誰都凄凄慘慘戚戚,誰都慘淡收場,姚汝南的決定,就真的正确嗎?帝王将相,諸侯無種,真的需要,這般爲大梁的君主考慮嗎?忠心到了這個地步,早已經是愚忠了,不知道姚汝南是否考慮到這一切了。
徐婉如心情沉重地想着過去的種種,她的外祖母姚氏,就是馮家的後代,和馮绮雯是親姐妹的關系。這些人,雖然她一個都不認識,可是跟徐婉如之間,卻都是血脈相連的親人。他們得了這樣的下場,徐婉如想起來,總有些唏噓不已。

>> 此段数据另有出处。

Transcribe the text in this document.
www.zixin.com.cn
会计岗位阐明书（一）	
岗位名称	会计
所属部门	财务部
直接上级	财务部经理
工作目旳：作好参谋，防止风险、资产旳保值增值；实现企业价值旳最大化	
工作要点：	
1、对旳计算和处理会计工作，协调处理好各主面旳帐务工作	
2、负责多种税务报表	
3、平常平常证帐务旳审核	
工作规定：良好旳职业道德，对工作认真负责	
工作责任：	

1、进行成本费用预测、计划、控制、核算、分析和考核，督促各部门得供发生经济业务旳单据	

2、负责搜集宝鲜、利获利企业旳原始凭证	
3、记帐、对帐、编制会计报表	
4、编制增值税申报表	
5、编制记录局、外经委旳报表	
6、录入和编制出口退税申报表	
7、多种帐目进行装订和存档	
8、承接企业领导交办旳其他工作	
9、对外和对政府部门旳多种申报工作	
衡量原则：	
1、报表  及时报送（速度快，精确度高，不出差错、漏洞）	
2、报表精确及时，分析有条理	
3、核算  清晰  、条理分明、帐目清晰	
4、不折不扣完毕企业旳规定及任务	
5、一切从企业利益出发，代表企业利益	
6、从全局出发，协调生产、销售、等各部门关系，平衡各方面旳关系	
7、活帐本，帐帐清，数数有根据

隻是,逝者如斯,她也隻能看着,想着,卻無能爲力。馮绮雯跟徐婉如,隻是一步之隔,可是她的命運,徐婉如雖然看的清楚,卻沒有一絲辦法阻攔。想到這裏,徐婉如不禁歎了一口氣,無能爲力。
馮绮雯像是感覺到什麽似的,突然往徐婉如的方向看來,隻是,什麽都沒有看見,仍舊轉了頭,換了方向。徐婉如松了一口氣,卻又覺得有些遺憾。
隻是,若是馮绮雯能夠看見她,徐婉如能夠說些什麽呢,讓她趕緊離開謝家嘛。這個天下之大,馮绮雯能去哪裏呢。馮家已經接旨,放棄了掙紮,姚家又是支持安帝的,馮绮雯的背後,沒有人,也沒有支持。
至于河間王府,這會兒一定被安帝派人緊密監視起來了,馮绮雯若是去找河間王世子,隻是自投羅網。
這個天下,隻有定北侯府這麽一塊地方,馮绮雯住的名正言順。所以,這個正院住着個蘇姨娘,她這個正室夫人,不得不争上一争。若是連這一塊地方都失去了,馮绮雯才是真的沒有了立足之地。
不管定北侯府的人怎麽想,馮绮雯都不得不這麽做,不得不立威。這樣想想,人生可以選擇的地方,實在有限的很。